Again, I wish all my graduates the very best as they await their bar results. May you all pass. And if you choose to celebrate at the nearest food court, do so with gusto. Just don't work there.

Food court


Anonymous Michael Froomkin said...

For better or worse, my main point in the post to which you so very graciously refer was not primarily that bar pass rates don't ever matter much, but rather that relatively small differences in the bar pass rate don't mean hardly anything.

Yes, bragging rights about bar pass rates are highly over-rated.

For example, last year UM's bar pass rate was just barely #2 in the state of Florida. This year UM has sunk to #5 in the state for bar passage -- sounds terrible, right? But we're only 3.2% behind the leader in the state (as opposed to last year when we were 2.4% behind). I just don't think a relative fluctuation of 0.8% is very informative.
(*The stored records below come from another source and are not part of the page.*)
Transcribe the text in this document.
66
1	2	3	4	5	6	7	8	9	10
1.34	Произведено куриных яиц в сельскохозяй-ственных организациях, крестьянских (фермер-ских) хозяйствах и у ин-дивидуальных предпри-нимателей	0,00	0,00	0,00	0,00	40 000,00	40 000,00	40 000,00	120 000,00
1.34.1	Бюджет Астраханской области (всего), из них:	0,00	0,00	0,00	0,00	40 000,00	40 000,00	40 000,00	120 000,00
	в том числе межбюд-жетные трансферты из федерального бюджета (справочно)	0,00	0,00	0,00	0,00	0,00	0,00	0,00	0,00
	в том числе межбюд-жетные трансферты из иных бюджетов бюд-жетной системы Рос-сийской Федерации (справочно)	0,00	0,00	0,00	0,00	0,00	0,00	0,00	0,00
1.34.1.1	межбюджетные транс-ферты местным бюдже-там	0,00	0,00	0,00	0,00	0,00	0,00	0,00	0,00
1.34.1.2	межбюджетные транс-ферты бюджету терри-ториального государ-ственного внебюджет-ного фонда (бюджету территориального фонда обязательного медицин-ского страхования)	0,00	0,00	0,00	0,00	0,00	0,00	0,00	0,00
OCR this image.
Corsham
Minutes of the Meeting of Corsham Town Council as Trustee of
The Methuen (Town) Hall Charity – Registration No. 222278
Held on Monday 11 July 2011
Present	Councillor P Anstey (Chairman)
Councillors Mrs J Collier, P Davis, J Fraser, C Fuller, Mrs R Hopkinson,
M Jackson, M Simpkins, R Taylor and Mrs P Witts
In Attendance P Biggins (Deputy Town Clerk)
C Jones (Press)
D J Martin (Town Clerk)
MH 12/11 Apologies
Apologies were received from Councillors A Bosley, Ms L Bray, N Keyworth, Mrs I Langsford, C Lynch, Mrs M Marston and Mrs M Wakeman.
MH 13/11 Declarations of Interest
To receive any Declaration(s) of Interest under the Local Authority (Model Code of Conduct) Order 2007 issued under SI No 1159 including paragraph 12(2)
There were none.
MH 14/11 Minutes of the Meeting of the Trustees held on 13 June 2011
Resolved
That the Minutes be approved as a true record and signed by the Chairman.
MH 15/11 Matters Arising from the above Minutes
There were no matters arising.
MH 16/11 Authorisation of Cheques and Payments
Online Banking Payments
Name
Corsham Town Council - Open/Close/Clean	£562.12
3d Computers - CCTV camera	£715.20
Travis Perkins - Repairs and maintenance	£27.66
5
Indeed the top seven schools in the state are bunched up within a 4.6% spread. I don't think those numbers tell you much that is meaningful about the relative merits of the schools in question.

There does come some point where the bar pass drops so low that it's a red flag (well, usually, unless the school is avowedly taking chances on admissions and students know it). I don't know where that point is. But I'm pretty sure none of the top seven school in Florida are close to it this year.

But in another way, I am guilty as charged: I do believe that it's generally an error to teach to the bar when there's so much else to teach too.

And I believe that only gross differences in this statistic have much chance to be meaningful. Small gaps or fluctuations tell you very little.

I suspect you might agree with both of those last two propositions?